Title: In the Heart of the Sea | Rated: PG-13 | Duration: 121 min | Theaters wide (reducing)
Survival stories are among the most fascinating that you’ll ever hear or read about, especially if they’re true. Survival is such a compelling subject matter due to the idea of humankind stripped of any easy way out, left to pit only knowledge and wit against Mother Nature’s ruthlessness. In the Heart of the Sea, adapted from Nathaniel Philbrick’s award-winning book of the same name, seeks to recount the incredible story of the whaleship Essex, but its punches don’t have the effects that it desires.
In 1850, Herman Melville (Ben Whishaw) travels to Nantucket Island, Massachusetts in search of innkeeper Thomas Nickerson (Brendan Gleeson), last survivor of the Essex‘s final voyage. Though initially reluctant to talk about his haunting ordeals, Nickerson is convinced to tell the author about the story of two other men aboard the ship: First Mate Owen Chase (Chris Hemsworth) and Captain George Pollard (Benjamin Walker). Despite clashing with each other, the two lead the Essex on a whaling expedition that culminates in a conflict against a vengeful sperm whale, which rams the ship and forces the crew to abandon it, leaving them thousands of miles away from help and with ever-dwindling supplies.
In the Heart of the Sea excels in its first half, as it pulls us into a whaler’s world. Director Ron Howard doesn’t just navigate through the Essex‘s every nook and cranny; he drops us right into the streets of 1820s Nantucket and lets its culture and lifestyle immerse us. In those sequences, he reveals small details that prove key in opening up this world, from the competition between whalers and the port’s wet streets to the demand for whale oil and how it affects the market. Details like these constantly come in over the course of this first half, and they make for an exhilarating first whaling sequence. Say what you want about the ethics or necessity of whaling, but you can’t deny that to see it unfold is fascinating, if not heartbreaking. The scenes following the whale’s death are even more engrossing, particularly when we see how the crew cut it apart and extract the oil itself. This is as much an olfactory film as it is a visual one, which is the result of an intimately-told first half.

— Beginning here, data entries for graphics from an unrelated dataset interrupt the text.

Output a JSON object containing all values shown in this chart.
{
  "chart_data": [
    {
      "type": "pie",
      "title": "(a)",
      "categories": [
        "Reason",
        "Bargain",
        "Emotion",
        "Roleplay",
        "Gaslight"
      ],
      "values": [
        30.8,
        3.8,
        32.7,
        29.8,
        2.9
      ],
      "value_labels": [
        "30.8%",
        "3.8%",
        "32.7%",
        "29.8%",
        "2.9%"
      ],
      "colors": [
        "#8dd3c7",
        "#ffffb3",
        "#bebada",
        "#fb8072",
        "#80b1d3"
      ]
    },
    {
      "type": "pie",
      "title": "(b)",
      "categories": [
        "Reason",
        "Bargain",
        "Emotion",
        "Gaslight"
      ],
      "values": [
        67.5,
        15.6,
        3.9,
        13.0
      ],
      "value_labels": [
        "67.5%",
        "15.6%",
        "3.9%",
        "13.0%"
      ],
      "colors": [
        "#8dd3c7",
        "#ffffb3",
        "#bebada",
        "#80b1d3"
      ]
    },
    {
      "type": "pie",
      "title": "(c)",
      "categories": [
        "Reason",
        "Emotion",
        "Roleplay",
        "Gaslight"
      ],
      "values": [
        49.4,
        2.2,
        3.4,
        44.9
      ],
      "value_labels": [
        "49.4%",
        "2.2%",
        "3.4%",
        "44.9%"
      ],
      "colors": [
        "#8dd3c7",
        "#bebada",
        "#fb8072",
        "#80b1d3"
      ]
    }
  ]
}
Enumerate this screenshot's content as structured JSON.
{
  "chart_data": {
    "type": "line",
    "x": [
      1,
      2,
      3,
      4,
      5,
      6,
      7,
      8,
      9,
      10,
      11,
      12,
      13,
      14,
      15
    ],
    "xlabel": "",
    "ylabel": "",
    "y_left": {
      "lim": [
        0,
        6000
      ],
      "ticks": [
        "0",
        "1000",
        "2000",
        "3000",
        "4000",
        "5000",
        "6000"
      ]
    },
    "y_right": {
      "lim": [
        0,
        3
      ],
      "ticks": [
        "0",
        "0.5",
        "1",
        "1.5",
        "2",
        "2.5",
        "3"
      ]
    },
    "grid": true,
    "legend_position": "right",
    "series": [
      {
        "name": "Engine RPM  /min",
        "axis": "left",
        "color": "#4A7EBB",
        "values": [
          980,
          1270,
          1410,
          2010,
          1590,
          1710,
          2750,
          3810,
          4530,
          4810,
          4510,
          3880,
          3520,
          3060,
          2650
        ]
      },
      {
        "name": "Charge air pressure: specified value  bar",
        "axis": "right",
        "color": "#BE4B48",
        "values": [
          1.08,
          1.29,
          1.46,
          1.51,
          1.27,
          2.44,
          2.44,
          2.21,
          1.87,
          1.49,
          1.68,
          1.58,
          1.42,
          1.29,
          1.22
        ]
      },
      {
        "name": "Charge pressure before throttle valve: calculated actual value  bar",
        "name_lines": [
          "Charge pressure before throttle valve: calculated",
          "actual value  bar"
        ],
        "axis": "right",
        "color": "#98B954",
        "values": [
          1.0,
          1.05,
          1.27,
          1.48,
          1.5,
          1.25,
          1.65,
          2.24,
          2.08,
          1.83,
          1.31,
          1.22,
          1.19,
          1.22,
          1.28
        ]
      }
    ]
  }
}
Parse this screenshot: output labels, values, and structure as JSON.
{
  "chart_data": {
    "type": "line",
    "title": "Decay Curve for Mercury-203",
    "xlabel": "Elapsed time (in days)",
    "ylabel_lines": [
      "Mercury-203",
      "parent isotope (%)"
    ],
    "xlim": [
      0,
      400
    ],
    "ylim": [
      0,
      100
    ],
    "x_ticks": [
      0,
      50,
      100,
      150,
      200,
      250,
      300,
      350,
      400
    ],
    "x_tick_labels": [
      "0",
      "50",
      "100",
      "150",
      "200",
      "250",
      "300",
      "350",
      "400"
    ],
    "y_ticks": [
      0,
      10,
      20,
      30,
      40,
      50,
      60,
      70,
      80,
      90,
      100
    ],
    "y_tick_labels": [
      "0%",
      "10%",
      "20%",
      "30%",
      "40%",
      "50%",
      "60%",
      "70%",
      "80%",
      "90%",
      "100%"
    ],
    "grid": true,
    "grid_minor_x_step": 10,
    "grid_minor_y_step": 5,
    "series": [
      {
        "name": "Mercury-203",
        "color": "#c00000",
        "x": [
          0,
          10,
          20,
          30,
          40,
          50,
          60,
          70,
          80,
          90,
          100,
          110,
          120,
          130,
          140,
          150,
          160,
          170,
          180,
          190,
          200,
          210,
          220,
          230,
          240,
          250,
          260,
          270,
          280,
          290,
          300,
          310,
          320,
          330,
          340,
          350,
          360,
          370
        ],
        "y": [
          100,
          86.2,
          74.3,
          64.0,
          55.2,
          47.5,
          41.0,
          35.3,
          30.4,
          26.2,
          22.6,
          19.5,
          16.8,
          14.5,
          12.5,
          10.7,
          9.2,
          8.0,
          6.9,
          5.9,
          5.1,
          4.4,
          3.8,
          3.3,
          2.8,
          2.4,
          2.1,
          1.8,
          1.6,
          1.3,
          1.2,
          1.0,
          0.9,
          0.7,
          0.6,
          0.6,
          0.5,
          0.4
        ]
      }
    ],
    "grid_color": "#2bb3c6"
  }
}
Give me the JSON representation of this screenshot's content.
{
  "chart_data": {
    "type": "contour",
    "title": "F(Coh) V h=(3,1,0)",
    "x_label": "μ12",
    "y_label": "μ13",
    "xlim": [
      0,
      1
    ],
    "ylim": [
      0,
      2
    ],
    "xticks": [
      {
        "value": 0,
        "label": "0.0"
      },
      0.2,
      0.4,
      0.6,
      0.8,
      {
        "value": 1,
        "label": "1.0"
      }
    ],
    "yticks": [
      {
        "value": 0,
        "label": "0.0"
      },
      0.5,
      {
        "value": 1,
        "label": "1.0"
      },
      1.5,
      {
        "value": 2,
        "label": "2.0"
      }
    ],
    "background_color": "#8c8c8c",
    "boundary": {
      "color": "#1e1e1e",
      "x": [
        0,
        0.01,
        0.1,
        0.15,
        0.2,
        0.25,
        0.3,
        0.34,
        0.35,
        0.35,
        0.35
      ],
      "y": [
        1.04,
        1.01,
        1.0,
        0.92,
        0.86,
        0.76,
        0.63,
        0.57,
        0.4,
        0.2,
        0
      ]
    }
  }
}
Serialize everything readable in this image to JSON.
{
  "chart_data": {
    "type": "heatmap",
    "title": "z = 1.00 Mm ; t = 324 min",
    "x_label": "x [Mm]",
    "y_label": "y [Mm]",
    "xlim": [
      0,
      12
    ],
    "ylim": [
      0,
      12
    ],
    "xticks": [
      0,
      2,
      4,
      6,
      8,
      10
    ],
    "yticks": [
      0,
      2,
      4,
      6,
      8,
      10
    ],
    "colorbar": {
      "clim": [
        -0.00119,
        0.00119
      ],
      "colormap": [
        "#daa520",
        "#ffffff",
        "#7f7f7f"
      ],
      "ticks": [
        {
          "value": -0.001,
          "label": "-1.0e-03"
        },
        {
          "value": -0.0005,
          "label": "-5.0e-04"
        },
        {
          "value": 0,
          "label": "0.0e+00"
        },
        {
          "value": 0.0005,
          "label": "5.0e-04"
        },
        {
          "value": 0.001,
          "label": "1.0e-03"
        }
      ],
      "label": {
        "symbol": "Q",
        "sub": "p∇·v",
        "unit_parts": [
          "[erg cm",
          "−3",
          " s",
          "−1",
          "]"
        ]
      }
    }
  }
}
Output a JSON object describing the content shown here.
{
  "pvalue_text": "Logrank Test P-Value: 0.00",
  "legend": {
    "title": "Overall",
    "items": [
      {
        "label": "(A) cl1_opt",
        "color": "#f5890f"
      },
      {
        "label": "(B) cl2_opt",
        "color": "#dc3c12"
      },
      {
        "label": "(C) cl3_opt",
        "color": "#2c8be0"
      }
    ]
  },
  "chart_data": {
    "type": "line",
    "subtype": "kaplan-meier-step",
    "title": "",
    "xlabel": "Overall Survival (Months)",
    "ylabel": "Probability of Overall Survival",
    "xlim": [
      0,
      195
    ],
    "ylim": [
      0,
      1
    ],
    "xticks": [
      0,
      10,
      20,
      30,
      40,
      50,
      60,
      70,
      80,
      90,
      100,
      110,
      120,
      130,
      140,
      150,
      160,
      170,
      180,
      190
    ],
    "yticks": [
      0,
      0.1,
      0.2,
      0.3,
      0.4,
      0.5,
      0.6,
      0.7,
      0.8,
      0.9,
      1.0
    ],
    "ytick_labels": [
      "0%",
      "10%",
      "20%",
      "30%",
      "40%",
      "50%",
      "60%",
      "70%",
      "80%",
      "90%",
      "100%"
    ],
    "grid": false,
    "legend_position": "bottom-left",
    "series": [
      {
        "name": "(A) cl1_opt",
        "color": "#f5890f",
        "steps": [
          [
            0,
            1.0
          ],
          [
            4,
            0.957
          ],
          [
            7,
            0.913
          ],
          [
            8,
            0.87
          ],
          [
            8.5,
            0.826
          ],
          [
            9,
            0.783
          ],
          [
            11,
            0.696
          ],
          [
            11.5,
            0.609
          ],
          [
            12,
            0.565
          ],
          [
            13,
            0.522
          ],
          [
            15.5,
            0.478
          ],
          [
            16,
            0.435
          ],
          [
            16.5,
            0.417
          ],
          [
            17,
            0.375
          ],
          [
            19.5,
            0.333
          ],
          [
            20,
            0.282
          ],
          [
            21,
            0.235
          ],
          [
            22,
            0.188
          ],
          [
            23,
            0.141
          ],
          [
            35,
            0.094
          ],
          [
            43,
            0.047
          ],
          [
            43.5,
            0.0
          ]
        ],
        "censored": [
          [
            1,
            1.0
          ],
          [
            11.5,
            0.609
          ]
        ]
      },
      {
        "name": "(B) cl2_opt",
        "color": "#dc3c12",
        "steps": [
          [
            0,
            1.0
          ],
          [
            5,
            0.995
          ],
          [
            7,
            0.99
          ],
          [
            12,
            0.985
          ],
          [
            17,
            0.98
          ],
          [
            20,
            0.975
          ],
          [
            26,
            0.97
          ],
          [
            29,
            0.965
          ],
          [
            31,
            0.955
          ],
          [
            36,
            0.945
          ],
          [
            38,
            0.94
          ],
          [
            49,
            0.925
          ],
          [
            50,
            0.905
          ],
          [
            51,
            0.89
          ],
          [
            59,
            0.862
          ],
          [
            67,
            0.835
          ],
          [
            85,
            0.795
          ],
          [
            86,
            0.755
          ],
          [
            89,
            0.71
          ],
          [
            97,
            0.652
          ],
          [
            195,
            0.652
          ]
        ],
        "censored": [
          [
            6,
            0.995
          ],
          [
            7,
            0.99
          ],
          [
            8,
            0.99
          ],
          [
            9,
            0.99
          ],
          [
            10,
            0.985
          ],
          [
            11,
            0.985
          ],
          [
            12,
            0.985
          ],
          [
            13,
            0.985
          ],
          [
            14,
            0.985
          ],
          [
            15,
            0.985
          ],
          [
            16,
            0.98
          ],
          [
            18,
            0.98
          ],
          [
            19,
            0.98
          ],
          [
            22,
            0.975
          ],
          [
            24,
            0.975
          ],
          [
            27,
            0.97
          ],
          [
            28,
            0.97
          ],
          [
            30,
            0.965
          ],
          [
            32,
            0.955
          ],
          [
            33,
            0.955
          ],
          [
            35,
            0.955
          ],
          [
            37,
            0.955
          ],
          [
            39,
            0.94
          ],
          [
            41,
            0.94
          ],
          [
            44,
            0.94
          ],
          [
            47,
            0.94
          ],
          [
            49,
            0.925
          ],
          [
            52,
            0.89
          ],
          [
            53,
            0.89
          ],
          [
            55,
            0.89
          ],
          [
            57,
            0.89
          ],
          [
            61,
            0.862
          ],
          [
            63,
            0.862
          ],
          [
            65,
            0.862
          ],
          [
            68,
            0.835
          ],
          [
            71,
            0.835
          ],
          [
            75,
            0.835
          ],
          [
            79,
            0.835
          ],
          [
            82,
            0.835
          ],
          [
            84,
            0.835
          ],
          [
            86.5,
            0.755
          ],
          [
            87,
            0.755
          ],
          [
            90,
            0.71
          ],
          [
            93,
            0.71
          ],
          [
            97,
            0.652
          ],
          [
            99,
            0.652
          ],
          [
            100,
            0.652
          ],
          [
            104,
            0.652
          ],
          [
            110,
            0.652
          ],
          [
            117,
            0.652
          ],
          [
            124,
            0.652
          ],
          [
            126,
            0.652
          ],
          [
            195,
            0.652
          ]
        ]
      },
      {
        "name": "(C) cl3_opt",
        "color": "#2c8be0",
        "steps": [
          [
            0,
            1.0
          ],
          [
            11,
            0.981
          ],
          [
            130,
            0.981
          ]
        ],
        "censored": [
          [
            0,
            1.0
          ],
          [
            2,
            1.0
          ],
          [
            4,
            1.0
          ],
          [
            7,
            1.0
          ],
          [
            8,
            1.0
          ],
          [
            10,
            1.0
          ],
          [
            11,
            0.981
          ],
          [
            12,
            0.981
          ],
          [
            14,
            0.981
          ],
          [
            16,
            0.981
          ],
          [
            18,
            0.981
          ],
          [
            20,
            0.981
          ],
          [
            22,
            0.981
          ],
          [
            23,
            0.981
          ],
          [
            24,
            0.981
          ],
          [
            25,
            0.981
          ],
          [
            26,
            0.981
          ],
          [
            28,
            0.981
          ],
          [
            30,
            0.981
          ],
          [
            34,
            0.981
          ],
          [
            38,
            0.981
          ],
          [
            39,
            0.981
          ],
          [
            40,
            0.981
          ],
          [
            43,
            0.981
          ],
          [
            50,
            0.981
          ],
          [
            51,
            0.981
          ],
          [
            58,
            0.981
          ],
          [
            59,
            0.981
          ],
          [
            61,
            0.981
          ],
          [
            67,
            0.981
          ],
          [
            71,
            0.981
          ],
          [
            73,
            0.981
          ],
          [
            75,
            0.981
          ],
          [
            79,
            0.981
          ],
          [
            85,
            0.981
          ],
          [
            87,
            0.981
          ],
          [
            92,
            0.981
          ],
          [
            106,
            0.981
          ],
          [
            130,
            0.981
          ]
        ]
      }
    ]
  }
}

As great as the first half is, the second half should be the film’s strong point, but it unfortunately pales in comparison. The decision to frame the story of the Essex around Melville writing Nickerson’s account may not be fatal, but it does undercut the survival story’s compelling nature. While the film cuts back to the 1850 scenes at decent, sensible moments from a storytelling perspective, it doesn’t allow the crew’s survival story to truly take root and grow. This takes away from the account and the horrors of their predicament, and the emotional, cathartic beats are never struck with the “oomph” they need. As interesting as Melville writing what will become Moby Dick is, the film would be much stronger had it been solely about the ship’s final voyage and her crew’s gripping tale of survival. It doesn’t help that almost everyone on the Essex – save for the officers and young Nickerson (Tom Holland) – don’t breathe as characters, so it’s near-useless to remember names. There’s also the rogue whale, which the filmmakers use to inject action and tension even after the Essex sinking, but it comes across as a meek distraction and isn’t believable (I can’t comment on the film’s truthfulness since I haven’t read Philbrick’s book).
Howard has assembled a reliable cast, who are capable of working with what they have. Gleeson and Whishaw play off each other fairly well, and the former plays the part of a curmudgeonly, withdrawn Nickerson with panache. The film’s framing decision doesn’t quite do its 1820s cast any favors, as they are left with slim pickings instead of truly meaty material. Hemsworth is as charismatic as we know him, but Chase’s moments of grief and intensity are few and far between, which is surprising since he is the film’s leading character. Walker, who plays Pollard’s haughty, stiff personality with confidence, fares a bit better. Of all of the actors playing the Essex crew, Cillian Murphy – taking on the role of Second Mate Matthew Joy – comes closest to making an impression, as he nails his character’s swashbuckling nature and is committed to a physically expressive performance.
Recreating this tale to the best of their abilities is a talented technical crew. The film is a showcase for dynamic cinematographer Anthony Dod Mantle, who places his camera in creative places and goes tight on the actors’ faces to catch their emotions. He, along with production designer Mark Tildesley, create incredibly evocative images of the sea such that the finest Romanticist paintings of J.M.W. Turner come to mind. The makeup department is also on point here, with their work on full display as the characters become progressively sunburned and emaciated over the course of their harrowing journey. While the whales are mostly CGI, the picture is intentionally dark – almost murky – enough to have them mesh well with what is practical.
The tragedy of the Essex is a compelling story of survival, but In the Heart of the Sea doesn’t quite capture that compelling nature. A terrific first half pulls us into a whaler’s world before being followed by a second half undermined by some questionable storytelling decisions. The elements are certainly here to do justice to this story, but the film only skims the surface of this tale instead of diving headfirst into it.